Longest Common Prefix — Vertical Scan and Trie Approaches [Google Easy]

Problem Statement

Write a function to find the longest common prefix string among an array of strings. Return "" if there is none.

Input: ["flower","flow","flight"] → "fl" Input: ["dog","racecar","car"] → ""

Approach 1 — Vertical Scan (Column by Column)
Approach 2 — Horizontal Reduction
C Solution
C++ Solution
Java Solution
JavaScript Solution
Python Solution
Complexity: O(S) time where S = total characters, O(1) space

Approach 1 — Vertical Scan (Column by Column)

Check each character position across all strings simultaneously. Stop at the first mismatch or end of the shortest string.

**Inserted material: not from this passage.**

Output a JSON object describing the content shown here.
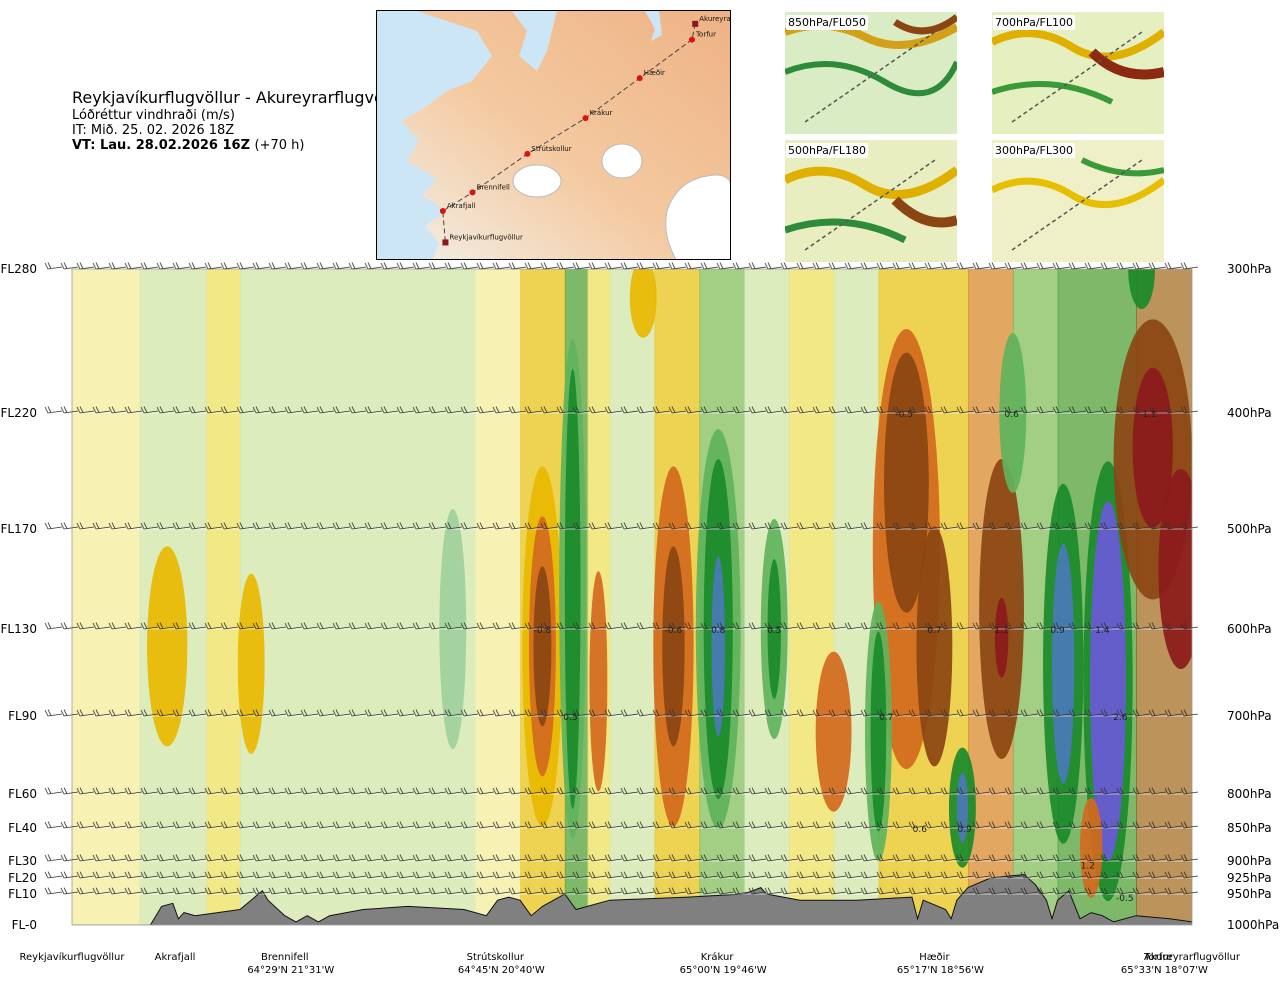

for col = 0 to len(strs[0])-1:
    char = strs[0][col]
    for each string in strs:
        if col >= len(string) or string[col] != char:
            return strs[0][:col]
return strs[0]

Approach 2 — Horizontal Reduction

Start with prefix = strs[0]. For each subsequent string, shrink prefix until it matches the string's start.

C Solution

#include <string.h>
char* longestCommonPrefix(char** strs, int strsSize) {
    if (strsSize == 0) return "";
    for (int col = 0; strs[0][col]; col++) {
        for (int i = 1; i < strsSize; i++) {
            if (!strs[i][col] || strs[i][col] != strs[0][col]) {
                strs[0][col] = '\0';
                return strs[0];
            }
        }
    }
    return strs[0];
}

C++ Solution

#include <vector>
#include <string>
using namespace std;

class Solution {
public:
    string longestCommonPrefix(vector<string>& strs) {
        if (strs.empty()) return "";
        for (int col = 0; col < (int)strs[0].size(); col++) {
            char c = strs[0][col];
            for (int i = 1; i < (int)strs.size(); i++) {
                if (col >= (int)strs[i].size() || strs[i][col] != c) {
                    return strs[0].substr(0, col);
                }
            }
        }
        return strs[0];
    }
};

Java Solution

class Solution {
    public String longestCommonPrefix(String[] strs) {
        if (strs.length == 0) return "";
        String prefix = strs[0];
        for (int i = 1; i < strs.length; i++) {
            while (!strs[i].startsWith(prefix)) {
                prefix = prefix.substring(0, prefix.length() - 1);
                if (prefix.isEmpty()) return "";
            }
        }
        return prefix;
    }
}

JavaScript Solution

function longestCommonPrefix(strs) {
    if (!strs.length) return '';
    let prefix = strs[0];
    for (let i = 1; i < strs.length; i++) {
        while (!strs[i].startsWith(prefix)) {
            prefix = prefix.slice(0, -1);
            if (!prefix) return '';
        }
    }
    return prefix;
}

Python Solution

from typing import List

class Solution:
    def longestCommonPrefix(self, strs: List[str]) -> str:
        if not strs: return ''
        # Use zip to check column by column
        for i, chars in enumerate(zip(*strs)):
            if len(set(chars)) > 1:
                return strs[0][:i]
        return min(strs, key=len)

Complexity: O(S) time where S = total characters, O(1) space

Binary Search Approach: Binary search on prefix length 0..len(strs[0]). Check if prefix of that length is shared by all strings. O(S log m) where m = length of shortest string.